Let’s start with the basics: Ramadan is an Islamic holiday that begins with 29-30 days of fasting from sunrise to sunset and ends with the celebration known as Eid-ul-Fitr. This is a very special month for all Muslims as it is a time of forgiveness where one can be absolved of their sins through this cleansing of the soul.
Here are some more important facts about the holiday and how people around the world observe:
- Fasting for Ramadan is one of the five pillars of Islam. The others include: praying 5 times a day, traveling the pilgrimage to Hajj at least once in your lifetime, giving to charity (zakat), and professing your faith that there is only one God and Muhammad is his messenger (shahadah).
- During Ramadan, Muslims abstain from eating or drinking between sunrise and sunset. Yes, that means not even water.
- Muslims wake up before sunrise to eat a meal called suhoor. Suhoor is like a super early breakfast you eat before the sun is out, it helps you stay full throughout the day while fasting.
- Aside from food, Muslims must also abstain from impurities like smoking, drinking, cursing, gossiping, sexual relations, fighting, and others at least from sunrise to sunset.
- Iftaar is the meal Muslims eat to break their fast at sunset.
- Fasting is traditionally broken with dates, a drink and at the 4th prayer time of the day, Maghrib prayer that happens at sunset.
- This month is a time of reflection for people, finding inner peace, balance, and finding oneness with God, it is similar to spiritual meditation. The deep cleansing of the mind, body, and soul that happens at this time absolves people of their sins and allows them to start fresh with a clean slate. This month is meant for extra prayers, and reading the Holy Quran often.
- Ramadan is always during the ninth month of the Islamic calendar. However, the Islamic calendar is based on the lunar system and the western calendar is a solar Gregorian calendar so the date moves up the year about 10-12 days each year.
- The start of the holiday is always in a debate as it begins with the sighting of the new moon.
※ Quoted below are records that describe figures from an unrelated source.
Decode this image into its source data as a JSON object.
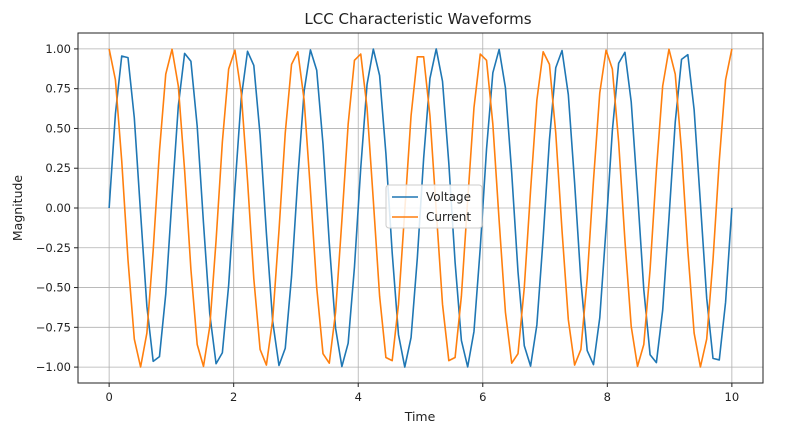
{
  "chart_data": {
    "type": "line",
    "title": "LCC Characteristic Waveforms",
    "xlabel": "Time",
    "ylabel": "Magnitude",
    "xlim": [
      -0.5,
      10.5
    ],
    "ylim": [
      -1.1,
      1.1
    ],
    "xticks": [
      0,
      2,
      4,
      6,
      8,
      10
    ],
    "xtick_labels": [
      "0",
      "2",
      "4",
      "6",
      "8",
      "10"
    ],
    "yticks": [
      1.0,
      0.75,
      0.5,
      0.25,
      0.0,
      -0.25,
      -0.5,
      -0.75,
      -1.0
    ],
    "ytick_labels": [
      "1.00",
      "0.75",
      "0.50",
      "0.25",
      "0.00",
      "−0.25",
      "−0.50",
      "−0.75",
      "−1.00"
    ],
    "grid": true,
    "legend_position": "center",
    "series": [
      {
        "name": "Voltage",
        "color": "#1f77b4",
        "function": "sin",
        "frequency_hz": 1,
        "phase_cycles": 0,
        "x_start": 0,
        "x_end": 10,
        "sample_count": 100
      },
      {
        "name": "Current",
        "color": "#ff7f0e",
        "function": "cos",
        "frequency_hz": 1,
        "phase_cycles": 0,
        "x_start": 0,
        "x_end": 10,
        "sample_count": 100
      }
    ]
  }
}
Some believe that the new moon must be seen with the naked eye while others rely on the scientific approach using NASA. This leads to different countries, different sects of the religion, and even different mosques to begin fasting on different days.
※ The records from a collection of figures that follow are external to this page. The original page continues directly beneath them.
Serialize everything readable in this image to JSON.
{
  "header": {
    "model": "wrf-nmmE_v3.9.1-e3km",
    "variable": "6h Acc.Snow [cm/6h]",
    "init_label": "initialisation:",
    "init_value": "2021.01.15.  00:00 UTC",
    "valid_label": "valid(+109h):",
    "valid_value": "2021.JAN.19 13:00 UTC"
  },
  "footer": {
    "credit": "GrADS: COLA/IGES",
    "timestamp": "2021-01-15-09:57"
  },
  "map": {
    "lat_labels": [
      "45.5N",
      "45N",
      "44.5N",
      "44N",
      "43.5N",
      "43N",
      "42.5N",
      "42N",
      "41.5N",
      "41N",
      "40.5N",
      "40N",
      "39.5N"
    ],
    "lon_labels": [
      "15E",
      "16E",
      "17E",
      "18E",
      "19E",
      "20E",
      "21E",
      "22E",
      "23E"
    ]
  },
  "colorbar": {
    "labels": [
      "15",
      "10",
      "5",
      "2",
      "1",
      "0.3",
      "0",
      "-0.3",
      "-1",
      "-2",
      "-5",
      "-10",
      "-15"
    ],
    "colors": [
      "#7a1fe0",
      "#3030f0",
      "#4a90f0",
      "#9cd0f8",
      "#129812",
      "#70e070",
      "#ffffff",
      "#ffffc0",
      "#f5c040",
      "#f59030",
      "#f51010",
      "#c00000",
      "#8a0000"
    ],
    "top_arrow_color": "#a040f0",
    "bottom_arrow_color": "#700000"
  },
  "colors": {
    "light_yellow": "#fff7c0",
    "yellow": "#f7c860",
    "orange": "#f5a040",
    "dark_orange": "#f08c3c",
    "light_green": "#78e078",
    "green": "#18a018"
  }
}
- It’s believed that the first verses of the Holy Quran were revealed to the prophet Muhammad in 610 C.E. The last 10 days of the month is when the Quran was actually revealed. The night is known as Laylat al-Qadr, which translates to “Night of Power.”
- In Muslim nations, the work-day is often shortened to allow for prayer each day and many food shops are closed during the day since people are fasting. In Muslim nations, the clothing and food stores open after iftar time and stay open until 4 a.m. or later so people even go out with family and friends to eat breakfast before the sunrise.
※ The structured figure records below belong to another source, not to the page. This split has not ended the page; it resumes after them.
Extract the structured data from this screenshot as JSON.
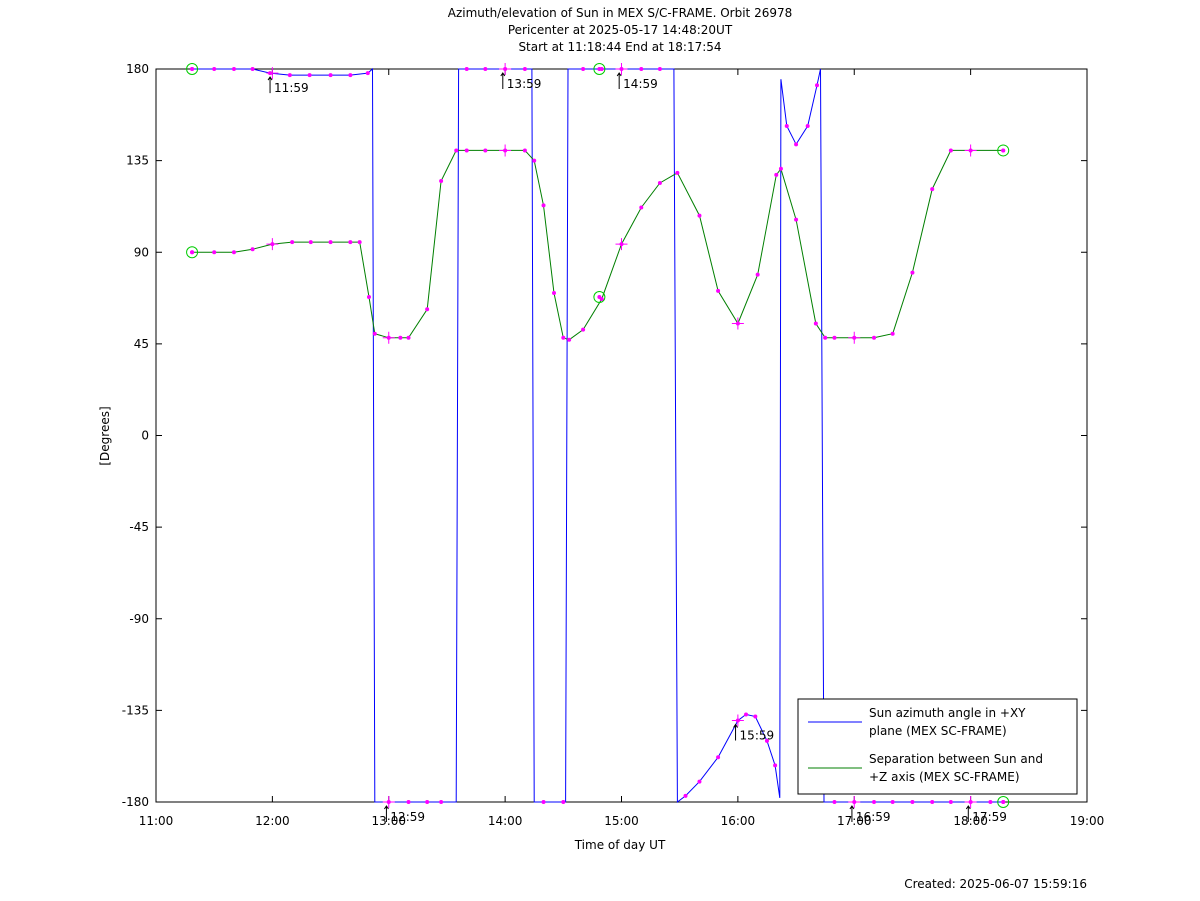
{
  "chart_data": {
    "type": "line",
    "title_lines": [
      "Azimuth/elevation of Sun in MEX S/C-FRAME.  Orbit 26978",
      "Pericenter at 2025-05-17 14:48:20UT",
      "Start at 11:18:44 End at 18:17:54"
    ],
    "xlabel": "Time of day UT",
    "ylabel": "[Degrees]",
    "footer": "Created: 2025-06-07 15:59:16",
    "xlim": [
      11.0,
      19.0
    ],
    "ylim": [
      -180,
      180
    ],
    "x_ticks": [
      11,
      12,
      13,
      14,
      15,
      16,
      17,
      18,
      19
    ],
    "x_tick_labels": [
      "11:00",
      "12:00",
      "13:00",
      "14:00",
      "15:00",
      "16:00",
      "17:00",
      "18:00",
      "19:00"
    ],
    "y_ticks": [
      180,
      135,
      90,
      45,
      0,
      -45,
      -90,
      -135,
      -180
    ],
    "y_tick_labels": [
      "180",
      "135",
      "90",
      "45",
      "0",
      "-45",
      "-90",
      "-135",
      "-180"
    ],
    "legend_position": "bottom-right",
    "series": [
      {
        "name": "Sun azimuth angle in +XY plane (MEX SC-FRAME)",
        "legend_lines": [
          "Sun azimuth angle in +XY",
          "plane (MEX SC-FRAME)"
        ],
        "color": "#0000ff",
        "x": [
          11.31,
          11.5,
          11.67,
          11.83,
          11.98,
          12.15,
          12.32,
          12.5,
          12.67,
          12.82,
          12.86,
          12.88,
          13.0,
          13.17,
          13.33,
          13.45,
          13.58,
          13.6,
          13.67,
          13.83,
          14.0,
          14.17,
          14.23,
          14.25,
          14.33,
          14.5,
          14.52,
          14.54,
          14.67,
          14.83,
          15.0,
          15.17,
          15.33,
          15.45,
          15.48,
          15.55,
          15.67,
          15.83,
          16.0,
          16.07,
          16.15,
          16.25,
          16.32,
          16.36,
          16.37,
          16.42,
          16.5,
          16.6,
          16.68,
          16.71,
          16.74,
          16.83,
          17.0,
          17.17,
          17.33,
          17.5,
          17.67,
          17.83,
          18.0,
          18.17,
          18.28
        ],
        "y": [
          180,
          180,
          180,
          180,
          178,
          177,
          177,
          177,
          177,
          178,
          180,
          -180,
          -180,
          -180,
          -180,
          -180,
          -180,
          180,
          180,
          180,
          180,
          180,
          180,
          -180,
          -180,
          -180,
          -180,
          180,
          180,
          180,
          180,
          180,
          180,
          180,
          -180,
          -177,
          -170,
          -158,
          -140,
          -137,
          -138,
          -150,
          -162,
          -178,
          175,
          152,
          143,
          152,
          172,
          180,
          -180,
          -180,
          -180,
          -180,
          -180,
          -180,
          -180,
          -180,
          -180,
          -180,
          -180
        ]
      },
      {
        "name": "Separation between Sun and +Z axis (MEX SC-FRAME)",
        "legend_lines": [
          "Separation between Sun and",
          "+Z axis (MEX SC-FRAME)"
        ],
        "color": "#007f00",
        "x": [
          11.31,
          11.5,
          11.67,
          11.83,
          12.0,
          12.17,
          12.33,
          12.5,
          12.67,
          12.75,
          12.83,
          12.88,
          13.0,
          13.1,
          13.17,
          13.33,
          13.45,
          13.58,
          13.67,
          13.83,
          14.0,
          14.17,
          14.25,
          14.33,
          14.42,
          14.5,
          14.55,
          14.67,
          14.83,
          15.0,
          15.17,
          15.33,
          15.48,
          15.67,
          15.83,
          16.0,
          16.17,
          16.33,
          16.37,
          16.5,
          16.67,
          16.75,
          16.83,
          17.0,
          17.17,
          17.33,
          17.5,
          17.67,
          17.83,
          18.0,
          18.28
        ],
        "y": [
          90,
          90,
          90,
          91.5,
          94,
          95,
          95,
          95,
          95,
          95,
          68,
          50,
          48,
          48,
          48,
          62,
          125,
          140,
          140,
          140,
          140,
          140,
          135,
          113,
          70,
          48,
          47,
          52,
          67,
          94,
          112,
          124,
          129,
          108,
          71,
          55,
          79,
          128,
          131,
          106,
          55,
          48,
          48,
          48,
          48,
          50,
          80,
          121,
          140,
          140,
          140
        ]
      }
    ],
    "markers": [
      {
        "x": 11.31,
        "y": 180,
        "kind": "circle"
      },
      {
        "x": 11.31,
        "y": 90,
        "kind": "circle"
      },
      {
        "x": 14.81,
        "y": 180,
        "kind": "circle"
      },
      {
        "x": 14.81,
        "y": 68,
        "kind": "circle"
      },
      {
        "x": 18.28,
        "y": 140,
        "kind": "circle"
      },
      {
        "x": 18.28,
        "y": -180,
        "kind": "circle"
      },
      {
        "x": 12.0,
        "y": 94,
        "kind": "plus"
      },
      {
        "x": 13.0,
        "y": 48,
        "kind": "plus"
      },
      {
        "x": 14.0,
        "y": 140,
        "kind": "plus"
      },
      {
        "x": 15.0,
        "y": 94,
        "kind": "plus"
      },
      {
        "x": 16.0,
        "y": 55,
        "kind": "plus"
      },
      {
        "x": 17.0,
        "y": 48,
        "kind": "plus"
      },
      {
        "x": 18.0,
        "y": 140,
        "kind": "plus"
      },
      {
        "x": 12.0,
        "y": 178,
        "kind": "plus"
      },
      {
        "x": 14.0,
        "y": 180,
        "kind": "plus"
      },
      {
        "x": 15.0,
        "y": 180,
        "kind": "plus"
      },
      {
        "x": 16.0,
        "y": -140,
        "kind": "plus"
      },
      {
        "x": 13.0,
        "y": -180,
        "kind": "plus"
      },
      {
        "x": 17.0,
        "y": -180,
        "kind": "plus"
      },
      {
        "x": 18.0,
        "y": -180,
        "kind": "plus"
      }
    ],
    "annotations": [
      {
        "text": "11:59",
        "x": 11.98,
        "y": 178,
        "side": "below"
      },
      {
        "text": "13:59",
        "x": 13.98,
        "y": 180,
        "side": "below"
      },
      {
        "text": "14:59",
        "x": 14.98,
        "y": 180,
        "side": "below"
      },
      {
        "text": "15:59",
        "x": 15.98,
        "y": -140,
        "side": "below"
      },
      {
        "text": "12:59",
        "x": 12.98,
        "y": -180,
        "side": "below"
      },
      {
        "text": "16:59",
        "x": 16.98,
        "y": -180,
        "side": "below"
      },
      {
        "text": "17:59",
        "x": 17.98,
        "y": -180,
        "side": "below"
      }
    ],
    "colors": {
      "dot": "#ff00ff",
      "circle": "#00cc00",
      "axis": "#000000"
    }
  }
}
- In some Muslim countries, it is a crime to not fast, unless you have a valid reason not to. Countries like Egypt, Iran, and the UAE have warning tickets, fines, and even jail time if caught eating in public when they should be fasting.
- There is no religious penalty if you accidentally do something to break your fast, whether it’s dropping a curse word in conversation or absentmindedly drinking a sip of water. You must continue to fast the remainder of the day because it was not intentional.
- In Egypt, the clock is pushed back an hour during this month so that it feels like the day is ending sooner and evenings are longer during Ramadan.
- Children don’t have to fast all through the month of Ramadan until they hit puberty. Adults are required to fast unless women are menstruating or pregnant or if someone has a medical condition and cannot fast. Elderly are also not required to fast as it could make them too weak as well, however, some people will still fast as much as they can.
- During the month of Ramadan, Muslims are obligated to give to charity so often you’ll find families donating to their local mosques or charities that support the less fortunate in Muslim nations.
- How long people fast depends on where you live, but it can be up to 22 hours in some countries.
- The last day of Ramadan is a celebration known as Eid-ul-Fitr. Eid is always celebrated with new clothes, gifts of money, tons of relatives and lots and lots of good food.
- The night before Eid is known as Chaand Raat and it is a celebration in preparation for Eid that can last all night long.
- Chaand Raat events have become popular in the States where you can find popular Muslim singers performing, fashion shows, sales of clothing and jewelry, Mehendi artists decorating the hands of women and children, and tons of good food.
- Eid-ul-Fitr is about reverence, it is about asking for forgiveness for your sins.
- Eid-ul-Fitr is not just one day, families spend three days celebrating the holiday with family and friends.
If you want to wish your Muslim friends on this occasion just say “Ramadan Kareem!” and on Eid you say “Eid Mubarak” to wish them happy holidays. Don’t forget the hugs!